Even though Marconi’s vision for his invention was narrow and he missed some of the bigger applications like broadcast radio for news and entertainment, his focus on using it for marine communications proved to be the key to his ongoing fame. After ships began installing Marconi systems and hiring operators, several headline-grabbing events proved the value of wireless for maritime applications to ordinary people around the world.

In 1909, The Florida, a small ocean liner with two thousand passengers on board, rammed The Republic, a White Star ship carrying sixteen-hundred people off the coast of Massachusetts. The Republic was seriously damaged and sinking. Jack Binns, a Marconi operator on board The Republic, became a hero by calling other ships and guiding them to the wreck, thus saving many lives. This was the first time wireless telegraphy was used during a maritime emergency and the notoriety of the event led to Marconi receiving the Nobel Prize that year.

An even more intriguing episode demonstrating a different application for radio was the case of Dr. H. H. Crippen. In July 1910, The Montrose of the Canadian Pacific Line left Antwerp headed for Quebec. The captain noticed that a certain passenger looked like newspaper pictures of a murder suspect. Doctor Crippen had escaped with his mistress Ethel Le Neve before police found his wife’s body. The passenger in question was traveling with his son, an effeminate boy with loose clothes. The captain wired Scotland Yard. Boarding a ship faster than The Montrose, a detective rushed across the Atlantic and arrested the pair when they disembarked in Canada. What made this event so intriguing to the public was that the newspapers picked up the story and, throughout the long trans-Atlantic crossing, the whole world knew about the race – everyone but Dr. Crippen and Ethel Le Neve, that is. An early version of Court TV, I’m sure.

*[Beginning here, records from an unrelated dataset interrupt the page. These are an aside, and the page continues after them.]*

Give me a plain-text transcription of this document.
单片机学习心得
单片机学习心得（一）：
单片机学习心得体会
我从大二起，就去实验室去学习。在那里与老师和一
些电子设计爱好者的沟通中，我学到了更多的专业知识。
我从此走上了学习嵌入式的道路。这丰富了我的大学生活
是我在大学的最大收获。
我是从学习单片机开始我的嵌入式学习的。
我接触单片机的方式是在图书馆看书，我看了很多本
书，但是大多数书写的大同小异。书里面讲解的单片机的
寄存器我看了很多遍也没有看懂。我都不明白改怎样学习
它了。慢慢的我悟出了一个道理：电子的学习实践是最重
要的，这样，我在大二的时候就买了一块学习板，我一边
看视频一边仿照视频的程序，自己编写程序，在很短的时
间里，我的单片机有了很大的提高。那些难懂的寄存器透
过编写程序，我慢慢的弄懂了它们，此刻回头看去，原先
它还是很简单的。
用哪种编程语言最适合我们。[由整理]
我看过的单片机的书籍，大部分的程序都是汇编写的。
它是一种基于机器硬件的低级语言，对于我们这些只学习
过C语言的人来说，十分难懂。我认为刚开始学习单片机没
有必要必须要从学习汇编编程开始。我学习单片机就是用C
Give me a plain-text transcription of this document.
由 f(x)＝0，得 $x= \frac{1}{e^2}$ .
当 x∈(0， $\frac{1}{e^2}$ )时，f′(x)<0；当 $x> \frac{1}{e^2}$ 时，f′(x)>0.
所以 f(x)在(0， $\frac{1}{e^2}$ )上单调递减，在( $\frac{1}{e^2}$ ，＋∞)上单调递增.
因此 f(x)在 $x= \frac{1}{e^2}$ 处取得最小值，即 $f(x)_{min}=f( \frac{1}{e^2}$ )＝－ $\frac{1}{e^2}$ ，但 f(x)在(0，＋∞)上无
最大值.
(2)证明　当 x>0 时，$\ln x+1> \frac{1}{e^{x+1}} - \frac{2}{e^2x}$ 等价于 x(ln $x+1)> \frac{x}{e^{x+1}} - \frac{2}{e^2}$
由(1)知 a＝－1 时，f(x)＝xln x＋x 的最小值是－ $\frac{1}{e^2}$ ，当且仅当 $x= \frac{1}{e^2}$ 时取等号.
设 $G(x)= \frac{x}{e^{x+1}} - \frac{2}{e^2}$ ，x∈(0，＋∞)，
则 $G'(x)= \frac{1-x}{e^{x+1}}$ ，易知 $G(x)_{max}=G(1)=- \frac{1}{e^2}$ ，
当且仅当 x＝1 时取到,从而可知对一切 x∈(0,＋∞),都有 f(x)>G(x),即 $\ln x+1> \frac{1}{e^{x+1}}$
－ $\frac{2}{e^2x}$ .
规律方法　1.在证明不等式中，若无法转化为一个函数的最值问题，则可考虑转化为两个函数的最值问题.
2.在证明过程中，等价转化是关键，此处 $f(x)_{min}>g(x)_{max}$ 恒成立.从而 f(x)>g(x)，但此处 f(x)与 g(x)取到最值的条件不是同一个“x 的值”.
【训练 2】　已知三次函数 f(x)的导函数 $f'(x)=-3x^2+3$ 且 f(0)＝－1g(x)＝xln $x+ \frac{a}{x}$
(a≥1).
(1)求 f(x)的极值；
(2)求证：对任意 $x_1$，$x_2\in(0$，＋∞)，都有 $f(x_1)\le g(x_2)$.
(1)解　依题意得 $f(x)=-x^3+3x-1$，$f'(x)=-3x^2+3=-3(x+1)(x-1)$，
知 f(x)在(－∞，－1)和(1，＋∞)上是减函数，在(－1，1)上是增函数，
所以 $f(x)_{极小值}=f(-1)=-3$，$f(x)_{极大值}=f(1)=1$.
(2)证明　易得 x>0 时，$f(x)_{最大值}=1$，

Then of course, in 1912 The Titanic hit an iceberg and sank. The two Marconi operators, Jack Phillips and Harold Bride, signaled for help until the very last moment – jumping into the sea as The Titanic went down. When The Carpathia arrived, the two operators were floating in the middle of an ice floe with the surviving passengers in lifeboats. Jack Phillips was dead. Harold Bride’s feet were frozen.

As they steamed toward New York, Harold Bride and Harold Cottam from The Carpathia worked 24 hours a day sending messages about the catastrophe to authorities. One of their biggest tasks was to transmit lists of survivor names. Like Jack Binns before them, these two young men became famous because of their role in rescuing people from certain death at the bottom of the ocean.

These dramatic events secured Marconi’s place in history. They also are the highlights of this book. In truth, aside from hobnobbing with the rich and famous of his time, Marconi’s life made for dull reading. Oh, there was the outrage I felt at the way Guglielmo treated his wife, but that wasn’t enough to encourage me to turn the page. It was the long passages on how things work and who figured out how they work that caught my eye.

Weightman obviously spent a lot of time researching this subject. The piece is chock full of interesting but little-known facts about the personalities surrounding Marconi – from his mentor William Preece to Abraham White, an unscrupulous promoter of wireless who attracted unsuspecting investors. I’d recommend Signor Marconi’s Magic Box as a definitive reference on nineteenth-century inventors concerned with telegraphy. While not an easy read, it’s an intriguing one.